納得していない表情で王太子が国王の部屋を出た後、国王はそばにいた側近に聞いた。
「そうですな。少々自分の都合のいいように物事を見るきらいがあるのでしょう。それゆえに魅了女の虚言に引っかかりセシル嬢のような悲劇を招いたとも……」
「それすら分かっておらぬようだ。いまだにあの女の命乞いなど!」
「魔道協会会長によると、魅了に惑わされたと言っても、私たちのように接触する機会が少なかった者は、それを防ぐ魔道具で危険性に気づき遠ざけることもできます。しかし、すでに溺れてしまった者は中毒症状のようになってしまうと」
「本当にそれだけであろうか?」
「魅了による中毒症状はアルコールやニコチンのそれとよく似ていて、悪いと理解した後も、抜け出すのが難しいとの話ですので……」
「ならばなおのこと、物理的に二度と接することのできない状態にせねばならぬな。

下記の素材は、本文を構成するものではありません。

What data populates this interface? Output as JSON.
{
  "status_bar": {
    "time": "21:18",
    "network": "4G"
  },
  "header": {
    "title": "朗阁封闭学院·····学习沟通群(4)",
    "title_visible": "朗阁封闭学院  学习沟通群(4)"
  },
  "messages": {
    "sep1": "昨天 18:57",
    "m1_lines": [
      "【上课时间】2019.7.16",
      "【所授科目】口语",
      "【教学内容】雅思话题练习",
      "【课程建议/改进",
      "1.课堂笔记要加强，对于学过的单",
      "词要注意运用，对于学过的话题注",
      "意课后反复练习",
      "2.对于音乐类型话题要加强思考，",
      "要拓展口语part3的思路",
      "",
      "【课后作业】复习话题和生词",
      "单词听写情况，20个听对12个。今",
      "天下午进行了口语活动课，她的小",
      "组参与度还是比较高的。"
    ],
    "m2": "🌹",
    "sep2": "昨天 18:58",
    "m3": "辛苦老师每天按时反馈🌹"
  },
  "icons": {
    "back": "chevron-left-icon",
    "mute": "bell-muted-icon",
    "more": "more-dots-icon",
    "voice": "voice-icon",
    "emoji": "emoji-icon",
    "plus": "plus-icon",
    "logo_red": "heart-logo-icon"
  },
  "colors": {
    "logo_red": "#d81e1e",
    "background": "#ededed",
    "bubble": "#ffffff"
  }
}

周辺国の不信感を払しょくするためにも」
「それが国として合理的な判断であろうことは、リジェンナがいなくなれば王太子殿下も理解することでしょう」
「だと、いいのだがな……」
◇ ◇ ◇
リジェンナは事態が呑み込めずいらだっていた。
数日前、義父の国王や夫の王太子らが連れ立って部屋にやってきたと思ったら、急に顔色を変えて、すぐに部屋を出て言った。
その前に皆がお揃いの腕輪をはめ、それを見ていたのを覚えている。
それから数時間後、衛兵がやってきて、国王の命で同行願いたいというから、着いていった
てっきり、ジェイドのお披露目の話かと思った。
それにそぐわない渋い表情をした連中だな、と、リジェンナは感じたがそれは口に出さなかった。
連れていかれたのは王太子妃にはそぐわない狭くて質素な部屋。
鍵は外からしかかけられず、外出も誰かに連絡を取ることも許されていない。
一応、食事は提供されるし、体をふいてくれる女官も時間になると来てくれるが、皆一様に愛想が悪く、笑顔も見せず淡々と仕事そして去ってゆくだけだ。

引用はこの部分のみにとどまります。